Image: The bottom-line, not human rights, is the purpose of the Olympic Games - therefore superficial concessions on basic human rights can be made by states cooperating with the corporate-financier interests that dominate this Fortune 500 diversion.
....
It is the year 2012 - man has long since landed on the moon, there are trains speeding across China hovering on a cushion of magnetism, and the computational power of our handheld phones dwarfs that of institutional mainframes from years ago. Yet in the year 2012, Saudi Arabia has only just now allowed women (2 of them) to compete on its behalf at the Olympics.
How Saudi Arabia hasn't been banned from the Olympics is a testament to the double standards of this faux-international faux-progressive global event. Indeed, Saudi Arabia, despite its medieval posture toward 50% of its population, has been freely allowed to participate in the games for decades.
South Africa was banned from the Olympics in 1964 because it refused to condemn apartheid. How is it then that Saudi Arabia, who prohibits women from driving, from voting in local elections (national elections do not exist in Saudi Arabia), segregates them to female-only cities, and until 2012, from even competing in the Olympics and presumably other international sporting events, is not banned?
Saudi Arabia plays nicely behind the scenes with the vast Western corporate-financier interests of Wall Street and London, it possesses vast oil wealth, and it is an integral lynchpin in Western geopolitical interests across the Muslim World, not just in the Middle East.
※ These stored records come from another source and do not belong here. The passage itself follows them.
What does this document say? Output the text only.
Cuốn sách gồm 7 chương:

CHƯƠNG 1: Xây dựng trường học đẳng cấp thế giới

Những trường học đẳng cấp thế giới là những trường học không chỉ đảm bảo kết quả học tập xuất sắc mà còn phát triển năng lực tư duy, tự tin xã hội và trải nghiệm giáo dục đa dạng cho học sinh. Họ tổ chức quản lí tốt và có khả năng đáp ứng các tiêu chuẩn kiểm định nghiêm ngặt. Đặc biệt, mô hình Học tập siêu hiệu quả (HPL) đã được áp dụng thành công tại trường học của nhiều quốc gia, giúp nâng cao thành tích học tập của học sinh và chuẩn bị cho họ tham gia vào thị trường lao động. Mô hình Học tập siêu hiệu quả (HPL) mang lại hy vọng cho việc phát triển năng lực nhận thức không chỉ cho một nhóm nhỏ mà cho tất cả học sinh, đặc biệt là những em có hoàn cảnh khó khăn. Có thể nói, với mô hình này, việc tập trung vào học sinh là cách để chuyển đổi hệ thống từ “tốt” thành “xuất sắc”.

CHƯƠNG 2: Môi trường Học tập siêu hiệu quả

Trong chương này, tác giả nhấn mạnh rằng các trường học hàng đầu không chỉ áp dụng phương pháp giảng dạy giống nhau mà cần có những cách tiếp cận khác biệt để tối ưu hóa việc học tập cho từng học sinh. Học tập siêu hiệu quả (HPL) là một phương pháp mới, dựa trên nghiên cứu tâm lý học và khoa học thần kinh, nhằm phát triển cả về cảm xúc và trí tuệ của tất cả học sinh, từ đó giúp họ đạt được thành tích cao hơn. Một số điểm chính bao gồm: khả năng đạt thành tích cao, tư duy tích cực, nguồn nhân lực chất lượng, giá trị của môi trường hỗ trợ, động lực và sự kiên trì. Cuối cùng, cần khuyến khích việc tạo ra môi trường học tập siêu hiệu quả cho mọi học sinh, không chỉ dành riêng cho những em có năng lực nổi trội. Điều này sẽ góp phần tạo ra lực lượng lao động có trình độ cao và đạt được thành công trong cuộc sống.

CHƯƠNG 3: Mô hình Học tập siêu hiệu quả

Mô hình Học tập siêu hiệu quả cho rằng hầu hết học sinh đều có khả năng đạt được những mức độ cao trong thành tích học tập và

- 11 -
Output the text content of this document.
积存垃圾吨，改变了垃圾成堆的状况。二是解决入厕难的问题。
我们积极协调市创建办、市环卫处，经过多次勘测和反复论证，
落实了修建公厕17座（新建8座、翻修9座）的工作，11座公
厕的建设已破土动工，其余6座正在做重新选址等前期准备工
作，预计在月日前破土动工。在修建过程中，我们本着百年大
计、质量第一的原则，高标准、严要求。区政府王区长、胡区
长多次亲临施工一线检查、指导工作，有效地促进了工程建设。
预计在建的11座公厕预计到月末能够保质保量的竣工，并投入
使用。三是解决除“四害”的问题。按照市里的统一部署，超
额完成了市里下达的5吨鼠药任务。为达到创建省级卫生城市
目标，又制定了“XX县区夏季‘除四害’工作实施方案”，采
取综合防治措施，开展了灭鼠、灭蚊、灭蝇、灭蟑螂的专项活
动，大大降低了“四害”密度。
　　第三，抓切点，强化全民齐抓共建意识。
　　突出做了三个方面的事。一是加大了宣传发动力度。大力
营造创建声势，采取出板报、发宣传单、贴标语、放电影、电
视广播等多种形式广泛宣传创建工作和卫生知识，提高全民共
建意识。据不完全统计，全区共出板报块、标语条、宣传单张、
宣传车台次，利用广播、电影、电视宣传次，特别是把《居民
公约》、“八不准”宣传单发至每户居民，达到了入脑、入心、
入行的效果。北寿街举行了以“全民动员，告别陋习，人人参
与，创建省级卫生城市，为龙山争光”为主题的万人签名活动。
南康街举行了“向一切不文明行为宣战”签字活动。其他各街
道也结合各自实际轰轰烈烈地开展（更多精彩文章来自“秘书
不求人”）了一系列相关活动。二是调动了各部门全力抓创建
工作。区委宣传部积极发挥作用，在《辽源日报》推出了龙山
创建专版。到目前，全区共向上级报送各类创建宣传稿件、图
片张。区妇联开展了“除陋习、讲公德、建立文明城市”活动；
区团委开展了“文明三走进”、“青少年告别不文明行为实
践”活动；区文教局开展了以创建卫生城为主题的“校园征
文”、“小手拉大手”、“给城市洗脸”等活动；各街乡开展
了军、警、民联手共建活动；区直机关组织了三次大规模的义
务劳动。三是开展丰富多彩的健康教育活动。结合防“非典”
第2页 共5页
This is why it is allowed to do what it wants to its own people via its draconian domestic policy, and people abroad via its terroristic foreign policy.
And while some might say that this year's inclusion of Saudi women at the Olympics is a sign of progress - I assure you it is not. It is crass propaganda for the sole consumption of gullible international opinion. That is because back at home, Saudi Arabia's female Olympians are either entirely ignored by the Saudi press, or are in fact berated, scorned, and mocked. Saudi Arabia's media, it should be known, is largely owned by the Saudi government, or in other words, the autocratic absolute monarchy that runs the nation.
That the media then is ignoring these athletes indicates that Saudi Arabia's "reforms" are utterly disingenuous - window dressing for an increasingly suspicious international public who has been barraged by Western and Gulf State-funded "Arab Spring" slogans for nearly 2 years and is left confounded over how the Gulf State despots themselves have remained unscathed.
While the Western media has decided to applaud the Saudi despots for their "historic" decision to allow women to participate in the 2012 Olympics, there is nothing "historic" about window-dressing PR stunts conducted in lieu of real reform. In 2012, the Olympics have left me with yet another reason to boycott and tune out this exercise in excess - accepting Saudi Arabia's disingenuous gesture, and calling it "progress."